The Illinois Humanities Council contacted the tourism office last summer about the Museum on Main Street project, which partners with state humanities councils and other institutions to bring Smithsonian traveling exhibitions to small towns, and the Journey Stories exhibit focused on immigration, migration, innovation and freedom.

The next step involved talking with businessman Dan Kraus about possible space for the exhibit along Mulholland, Nauvoo’s main street. Kraus’ storeroom next door to the tourism office had enough square footage, and he was agreeable. Yockey then talked with Kim Orth, now tourism director, about whether the project was doable.

“She thought so. She’s got a lot of contacts, and it started from there,” Yockey said.

Orth said the project generated a lot of interest from local residents wanting to share their story and help put together the exhibit.

A core group of people — representing the Nauvoo Historical Society, Nauvoo Tourism Office, Historic Nauvoo, Community of Christ and Sts. Peter and Paul Church — along with several “independent volunteers” met twice a week to plan the local portion of the Journey Stories exhibit featuring photographs, written information and artifacts. Orth said the volunteers are “historically minded” and “we would not be able to pull this together without them.”

Panels in the local exhibit feature at least three representative families from the German, Catholic, Mormon and Icarian populations, said volunteer Gene Shurts, who helped gather images and maps used in the local exhibit and researched the dam and rapids.

“The whole process was a journey story itself,” he said. “The story that’s come out of this is the story of us doing our own journey, how we had journeyed ourselves in preparing this presentation.”

The Mississippi River and the rapids played key roles in Nauvoo’s past, a story that’s been somewhat forgotten over time.

“With the Des Moines rapids there, it was virtually impassable to boats hauling things up and down the river. The dam has been in place 100 years next year, so people have forgotten what it was like pre-dam,” Orth said.

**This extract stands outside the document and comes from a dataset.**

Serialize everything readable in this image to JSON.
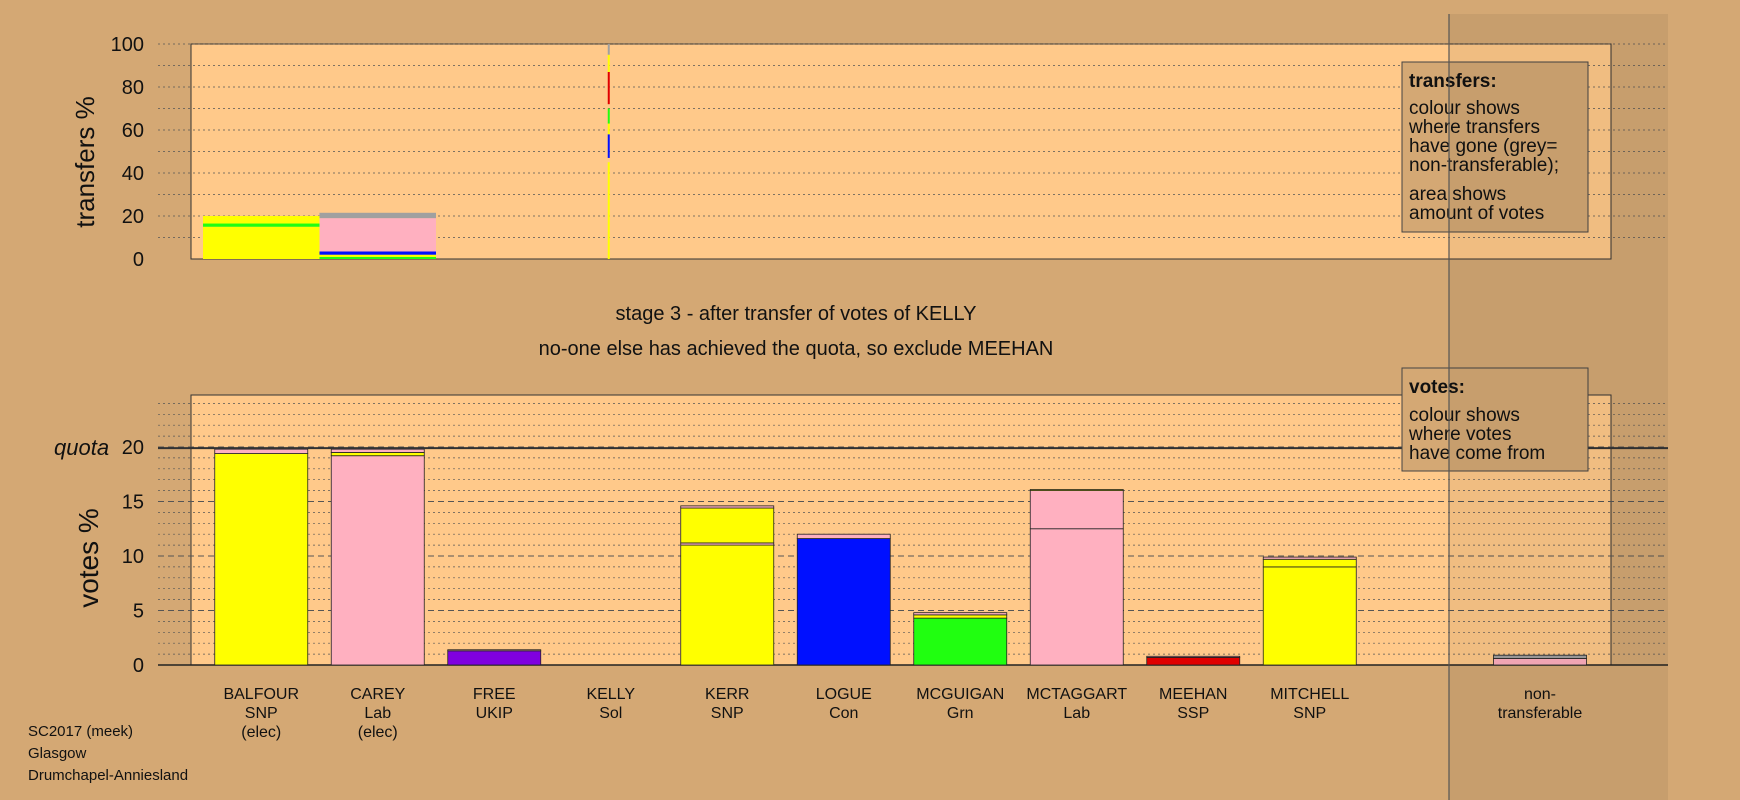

“I learned a lot more than I ever thought I needed to know about the rapids … and the money they would spend shipping things out on land or eventually on the railroad,” Shurts said. “It cost extra money. It affected commerce.”

Yockey said volunteers will go to Glen Carbon on Tuesday to pick up the exhibit, then assemble it on Wednesday. A representative from the Illinois Humanities Council will present a workshop for volunteer docents on Thursday, and the first program tied to the exhibit will take place on Friday night before the grand opening on Saturday.

“What’s fun about it and exciting is this week we’re seeing it all come together,” Yockey said. “Nauvoo people will be proud of the local exhibit. They’re proud to have the Smithsonian choose Nauvoo to come and display their exhibit.”

Orth said plans call for developing a passport program “to encourage visitors to the exhibit to go see where more of the story is told — the two Historical Society museums, the Weld House and the Rheinberger House, the visitors centers, the Nauvoo Hotel and Baxter’s vineyards,” Orth said. “We highlighted places with a lot of historical things to see, things people might not know.”

The Journey Stories project has been made possible by the Illinois Humanities Council and is part of the Museum on Main Street program, a collaboration between the Smithsonian Institution and the Illinois Humanities Council. Support for Museum on main Street has been provided by the U.S. Congress. Support for the Illinois Humanities Council has been provided by the National Endowment for the Humanities and the Illinois General Assembly.